Si è concluso con il Living Lab finale il progetto europeo CO2 Pacman, finanziato dal programma Interreg Euro-MED e coordinato dall’Università di Siena. Tre giorni di confronto e co-progettazione che hanno coinvolto sindaci elbani, Regione Toscana, Parco Nazionale Arcipelago Toscano, partner internazionali e comunità locale.
Al centro del lavoro l’analisi delle emissioni dell’isola, pari a circa 135 mila tonnellate di CO2 equivalente all’anno, e la definizione di strategie concrete per ridurle.
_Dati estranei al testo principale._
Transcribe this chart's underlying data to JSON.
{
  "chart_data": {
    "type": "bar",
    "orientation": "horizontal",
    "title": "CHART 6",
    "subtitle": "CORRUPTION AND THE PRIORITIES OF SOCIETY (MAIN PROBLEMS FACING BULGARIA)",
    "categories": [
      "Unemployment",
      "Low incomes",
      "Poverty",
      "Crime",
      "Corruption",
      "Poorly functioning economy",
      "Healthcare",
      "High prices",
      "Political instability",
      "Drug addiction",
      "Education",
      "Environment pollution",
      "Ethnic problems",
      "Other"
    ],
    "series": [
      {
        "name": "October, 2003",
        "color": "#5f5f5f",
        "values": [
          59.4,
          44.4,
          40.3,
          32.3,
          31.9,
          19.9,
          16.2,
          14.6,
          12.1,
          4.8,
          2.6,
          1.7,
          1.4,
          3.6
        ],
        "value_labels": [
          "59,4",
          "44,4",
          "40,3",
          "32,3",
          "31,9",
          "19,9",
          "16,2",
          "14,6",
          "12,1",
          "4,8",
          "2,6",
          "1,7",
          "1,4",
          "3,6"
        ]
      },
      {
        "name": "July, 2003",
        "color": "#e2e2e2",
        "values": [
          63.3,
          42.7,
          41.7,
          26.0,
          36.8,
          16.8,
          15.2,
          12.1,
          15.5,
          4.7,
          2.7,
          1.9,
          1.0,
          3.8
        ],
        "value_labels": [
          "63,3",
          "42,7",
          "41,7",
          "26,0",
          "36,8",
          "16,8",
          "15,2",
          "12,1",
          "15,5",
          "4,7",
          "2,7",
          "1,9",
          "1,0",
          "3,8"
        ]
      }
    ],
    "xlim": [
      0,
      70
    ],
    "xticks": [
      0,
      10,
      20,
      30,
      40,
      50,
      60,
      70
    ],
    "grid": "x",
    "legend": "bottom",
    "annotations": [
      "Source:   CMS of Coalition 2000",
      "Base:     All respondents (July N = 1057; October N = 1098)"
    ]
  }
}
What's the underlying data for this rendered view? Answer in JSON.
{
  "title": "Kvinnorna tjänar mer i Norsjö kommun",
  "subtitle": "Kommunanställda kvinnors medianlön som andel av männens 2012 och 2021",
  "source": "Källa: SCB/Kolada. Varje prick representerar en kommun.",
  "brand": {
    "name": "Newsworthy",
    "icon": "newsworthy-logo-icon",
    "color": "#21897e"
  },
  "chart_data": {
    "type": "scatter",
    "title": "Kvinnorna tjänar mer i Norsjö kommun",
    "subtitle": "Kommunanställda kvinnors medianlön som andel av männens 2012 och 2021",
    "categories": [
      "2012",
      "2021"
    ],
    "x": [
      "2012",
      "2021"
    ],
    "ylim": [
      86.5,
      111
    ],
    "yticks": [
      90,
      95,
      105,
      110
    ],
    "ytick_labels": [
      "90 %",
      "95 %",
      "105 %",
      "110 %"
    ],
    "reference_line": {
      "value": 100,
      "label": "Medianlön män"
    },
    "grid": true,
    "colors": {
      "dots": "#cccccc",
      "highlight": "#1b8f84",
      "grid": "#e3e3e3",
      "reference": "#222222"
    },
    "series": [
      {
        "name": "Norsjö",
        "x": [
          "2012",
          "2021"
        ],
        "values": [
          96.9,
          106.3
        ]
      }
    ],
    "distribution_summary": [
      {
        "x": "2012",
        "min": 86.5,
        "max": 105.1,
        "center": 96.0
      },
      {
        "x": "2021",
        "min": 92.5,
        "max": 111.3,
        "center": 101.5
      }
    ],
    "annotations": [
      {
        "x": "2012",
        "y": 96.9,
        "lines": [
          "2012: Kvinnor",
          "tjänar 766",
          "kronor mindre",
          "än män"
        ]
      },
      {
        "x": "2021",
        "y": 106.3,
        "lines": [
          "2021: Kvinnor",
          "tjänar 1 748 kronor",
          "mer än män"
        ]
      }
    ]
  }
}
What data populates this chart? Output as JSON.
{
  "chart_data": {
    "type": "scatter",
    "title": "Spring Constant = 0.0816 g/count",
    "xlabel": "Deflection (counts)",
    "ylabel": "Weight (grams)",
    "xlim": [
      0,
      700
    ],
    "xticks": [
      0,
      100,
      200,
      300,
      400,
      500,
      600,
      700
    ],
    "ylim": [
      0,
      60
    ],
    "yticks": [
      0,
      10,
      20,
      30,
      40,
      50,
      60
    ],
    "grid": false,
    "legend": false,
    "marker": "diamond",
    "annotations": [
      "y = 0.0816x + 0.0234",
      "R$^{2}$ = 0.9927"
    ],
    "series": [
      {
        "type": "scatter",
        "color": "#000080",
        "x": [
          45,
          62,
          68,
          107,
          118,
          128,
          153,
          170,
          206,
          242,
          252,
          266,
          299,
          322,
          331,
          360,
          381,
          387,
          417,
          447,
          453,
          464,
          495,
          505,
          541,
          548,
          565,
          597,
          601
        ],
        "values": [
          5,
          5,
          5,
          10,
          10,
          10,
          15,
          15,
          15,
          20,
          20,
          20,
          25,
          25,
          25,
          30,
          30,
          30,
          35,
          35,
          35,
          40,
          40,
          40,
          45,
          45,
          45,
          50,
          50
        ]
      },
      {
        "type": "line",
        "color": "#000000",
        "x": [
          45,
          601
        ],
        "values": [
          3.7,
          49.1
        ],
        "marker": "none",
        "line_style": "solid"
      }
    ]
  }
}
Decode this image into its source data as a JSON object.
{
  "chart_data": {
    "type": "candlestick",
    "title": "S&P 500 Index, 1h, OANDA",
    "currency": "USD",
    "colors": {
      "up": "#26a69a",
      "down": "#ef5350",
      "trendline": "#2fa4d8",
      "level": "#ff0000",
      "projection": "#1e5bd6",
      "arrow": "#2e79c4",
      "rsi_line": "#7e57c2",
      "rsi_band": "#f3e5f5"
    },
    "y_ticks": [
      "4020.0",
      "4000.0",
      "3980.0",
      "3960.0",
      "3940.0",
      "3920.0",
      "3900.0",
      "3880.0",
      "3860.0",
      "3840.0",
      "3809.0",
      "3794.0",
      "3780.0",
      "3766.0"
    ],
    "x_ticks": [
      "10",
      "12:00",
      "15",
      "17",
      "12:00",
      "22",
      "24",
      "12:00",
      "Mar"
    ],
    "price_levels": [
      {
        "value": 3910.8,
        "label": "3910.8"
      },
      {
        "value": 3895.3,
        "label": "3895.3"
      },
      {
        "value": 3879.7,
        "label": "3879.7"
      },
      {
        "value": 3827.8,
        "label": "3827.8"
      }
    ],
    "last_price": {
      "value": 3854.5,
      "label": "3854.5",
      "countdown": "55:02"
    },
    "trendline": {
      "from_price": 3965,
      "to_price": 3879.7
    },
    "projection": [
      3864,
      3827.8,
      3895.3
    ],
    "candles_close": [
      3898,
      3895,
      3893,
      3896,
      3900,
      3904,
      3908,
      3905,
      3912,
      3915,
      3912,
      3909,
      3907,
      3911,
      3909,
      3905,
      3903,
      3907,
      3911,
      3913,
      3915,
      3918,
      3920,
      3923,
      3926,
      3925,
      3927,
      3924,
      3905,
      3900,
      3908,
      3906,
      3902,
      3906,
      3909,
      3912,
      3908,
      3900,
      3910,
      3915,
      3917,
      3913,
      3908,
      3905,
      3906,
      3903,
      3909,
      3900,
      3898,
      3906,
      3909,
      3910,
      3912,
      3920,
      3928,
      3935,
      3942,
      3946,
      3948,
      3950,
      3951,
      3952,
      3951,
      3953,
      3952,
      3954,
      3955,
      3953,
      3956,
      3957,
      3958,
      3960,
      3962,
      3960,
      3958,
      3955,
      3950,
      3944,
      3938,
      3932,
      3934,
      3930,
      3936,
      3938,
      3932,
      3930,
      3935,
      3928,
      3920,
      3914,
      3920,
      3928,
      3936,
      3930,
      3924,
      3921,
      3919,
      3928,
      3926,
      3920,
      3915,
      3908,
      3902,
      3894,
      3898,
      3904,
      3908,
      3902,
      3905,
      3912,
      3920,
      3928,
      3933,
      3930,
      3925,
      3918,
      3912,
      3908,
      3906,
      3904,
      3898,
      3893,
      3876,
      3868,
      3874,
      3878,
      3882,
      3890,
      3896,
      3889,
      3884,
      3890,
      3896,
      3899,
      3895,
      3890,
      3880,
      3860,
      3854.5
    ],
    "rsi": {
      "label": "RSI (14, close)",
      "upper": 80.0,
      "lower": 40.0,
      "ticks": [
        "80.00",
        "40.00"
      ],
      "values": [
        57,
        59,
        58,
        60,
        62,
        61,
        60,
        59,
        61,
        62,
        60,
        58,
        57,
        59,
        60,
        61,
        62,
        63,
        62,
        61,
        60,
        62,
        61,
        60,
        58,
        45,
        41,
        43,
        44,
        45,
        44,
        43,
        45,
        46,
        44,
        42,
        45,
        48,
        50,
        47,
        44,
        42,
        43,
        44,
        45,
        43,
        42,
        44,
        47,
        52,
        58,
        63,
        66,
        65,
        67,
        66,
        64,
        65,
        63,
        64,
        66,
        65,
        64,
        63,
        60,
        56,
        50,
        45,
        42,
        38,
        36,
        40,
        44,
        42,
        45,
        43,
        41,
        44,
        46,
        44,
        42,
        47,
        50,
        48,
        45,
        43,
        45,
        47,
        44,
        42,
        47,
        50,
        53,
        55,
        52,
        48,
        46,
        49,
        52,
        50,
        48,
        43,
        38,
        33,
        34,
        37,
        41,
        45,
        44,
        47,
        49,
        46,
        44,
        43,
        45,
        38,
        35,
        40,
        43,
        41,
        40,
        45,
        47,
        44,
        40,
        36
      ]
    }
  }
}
Tra le soluzioni emerse, un forte orientamento verso le energie rinnovabili, in particolare fotovoltaico ed eolico, con impianti di dimensioni contenute e, per quanto riguarda l’eolico, preferibilmente in mare.
Un percorso costruito non solo su dati scientifici, ma anche sulla partecipazione diretta della comunità. “Abbiamo fatto in questi giorni degli incontri anche con i sindaci, con gli amministratori locali e con altri stakeholder per capire qual è la propensione degli abitanti dell’Elba verso la neutralità climatica”, spiega il professor Simone Bastianoni dell’Università di Siena, coordinatore scientifico del progetto.
Dai risultati emerge un territorio consapevole e orientato al cambiamento. “Le azioni che hanno avuto più effetto sono quelle energetiche, come fotovoltaico ed eolico, ma anche le auto elettriche e i camion elettrici hanno fatto la loro parte”, aggiunge Bastianoni, sottolineando come la transizione passi da un insieme di interventi e non da una singola misura.
Spazio anche alla mobilità sostenibile e alla gestione integrata di acqua e rifiuti, in un percorso che mette insieme innovazione tecnologica e scelte quotidiane.
Il progetto, che coinvolge partner di sette Paesi europei, proseguirà ora nelle altre isole pilota, tra Croazia e Grecia, con l’obiettivo di trasferire modelli e soluzioni sviluppate all’Elba.
L’isola si propone così come laboratorio mediterraneo della transizione ecologica, con l’obiettivo di tradurre le indicazioni emerse in una roadmap operativa per la neutralità climatica.